9. Türkiye’de devlet, alınması gereken tedbirleri zamanında ve etkili şekilde alıyor, ancak toplumsal ve BİREYSEL BİLİNÇ ve korunma çok önemli. Eğer karantina etkili olursa, hastaların hızlı tanısı, izolasyonu ve özellikle ülkeye giriş çıkışların uzun süre azaltılması ve kontrol altında tutulması gerekir. TÜRKİYE BUNU UYGULAYABİLECEK KABİLİYETTEDİR.

10. Çok sıkı bir karantina ve sınırlama, hiçbir Şekilde uzun süre devam ettirilemez. Ancak bundan böyle dünya asla insan ve mal trafiğinin eskisi gibi kolay olduğu bir yer olmayacaktır. Özelikle yurt dışı hareketlilik ve malların dolaşımı sınırlanacaktır.BU DURUM GIDA VE SAĞLIK ÜRÜNLERİNİN YEREL İMKANLARLA ÜRETİLMESİNİN ÖNEMİ VE MECBURİYETİNİ ARTIRACAKTIR.

11. Mevcut modern? yaşam alanları (milyondan büyük şehirler-büyük apartmanlar, AVM’ler, metro gibi toplu taşımalar, dev stadyumlar) ve yaşam şekli (kapalı alanda sun'i ışık kullanımı, kapalı devre havalandırma sistemleri, akıllı ve kapalı camlı binalar, zayıf immün sistem, aşırı et ve antibiyotik tüketimi, düşük fiziksel aktivite, yüksek insani temas) virüslerin tam da aradığı şeydir. METROPOL YAŞAMI cazibesini yitirecektir, yitirmelidir de...

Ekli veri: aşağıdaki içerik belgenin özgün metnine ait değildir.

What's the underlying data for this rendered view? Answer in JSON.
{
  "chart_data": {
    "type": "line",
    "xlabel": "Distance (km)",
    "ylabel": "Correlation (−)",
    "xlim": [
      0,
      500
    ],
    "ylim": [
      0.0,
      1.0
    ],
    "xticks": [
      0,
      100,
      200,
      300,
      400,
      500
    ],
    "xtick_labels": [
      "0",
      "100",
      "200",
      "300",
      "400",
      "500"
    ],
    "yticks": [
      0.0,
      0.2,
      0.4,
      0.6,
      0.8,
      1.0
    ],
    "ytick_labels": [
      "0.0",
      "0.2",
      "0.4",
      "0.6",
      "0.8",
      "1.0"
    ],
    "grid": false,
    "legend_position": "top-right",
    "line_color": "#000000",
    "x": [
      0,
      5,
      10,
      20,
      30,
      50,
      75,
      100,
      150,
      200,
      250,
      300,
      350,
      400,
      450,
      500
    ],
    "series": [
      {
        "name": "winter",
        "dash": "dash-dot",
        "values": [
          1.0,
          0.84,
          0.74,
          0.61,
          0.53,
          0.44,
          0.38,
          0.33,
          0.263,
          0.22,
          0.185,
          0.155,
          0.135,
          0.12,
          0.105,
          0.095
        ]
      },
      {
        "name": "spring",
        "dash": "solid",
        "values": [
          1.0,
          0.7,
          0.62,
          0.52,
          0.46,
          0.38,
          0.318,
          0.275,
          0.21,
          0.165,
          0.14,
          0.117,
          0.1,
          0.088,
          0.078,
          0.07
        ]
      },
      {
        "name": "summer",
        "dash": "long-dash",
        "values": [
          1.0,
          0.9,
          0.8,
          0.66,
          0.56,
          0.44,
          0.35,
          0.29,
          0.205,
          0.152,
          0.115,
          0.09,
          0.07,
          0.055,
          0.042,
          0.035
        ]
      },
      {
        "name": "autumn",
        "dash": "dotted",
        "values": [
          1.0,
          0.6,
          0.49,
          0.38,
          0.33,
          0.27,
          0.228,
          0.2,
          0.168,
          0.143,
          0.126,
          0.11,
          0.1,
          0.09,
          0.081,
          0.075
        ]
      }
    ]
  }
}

12. ALINMASI GEREKEN TEDBİRLER;

Yolculuğu azaltın, hastanede hasta ziyareti yapmayın, tokalaşmayı-sarılmayı azaltın, çok kalabalık ortamlarda bulunmayın, hergün 1-2 kez en az 20-30 dakika güneşli ortamda bulunun, yeterli spor yapın, gereksiz antibiyotik almayın. Eti azaltın, sebzeyi çeşitlendirin ve artırın. Gerekmedikçe fuar, kongre, festival vb. farklı coğrafyalardan gelen çok büyük kalabalıklara karışmayın. Mecbur kalmadıkça sağlık sorunlarınızı yoğun bakım ünitesi olmayan, yataksız sağlık ocağı gibi küçük merkezlerinden karşılayın. Yani "şeker takibi" için "Araştırma Hastanesi"ne değil "Aile Hekimi"ne gidin. GEREKLİ DEĞİLSE SAĞLIK

KURUMLARINI MEŞGUL ETMEYİN

13. Ülkemizde eğer toplam hasta sayısı ve yoğun bakıma muhtaç kişi sayısı yönetilebilir sayıda kalırsa(bence 20-30 bin altı), epidemi yönetilebilir; eğer bu sayı 100 bin hastayı geçerse durum çok travmatik olabilir.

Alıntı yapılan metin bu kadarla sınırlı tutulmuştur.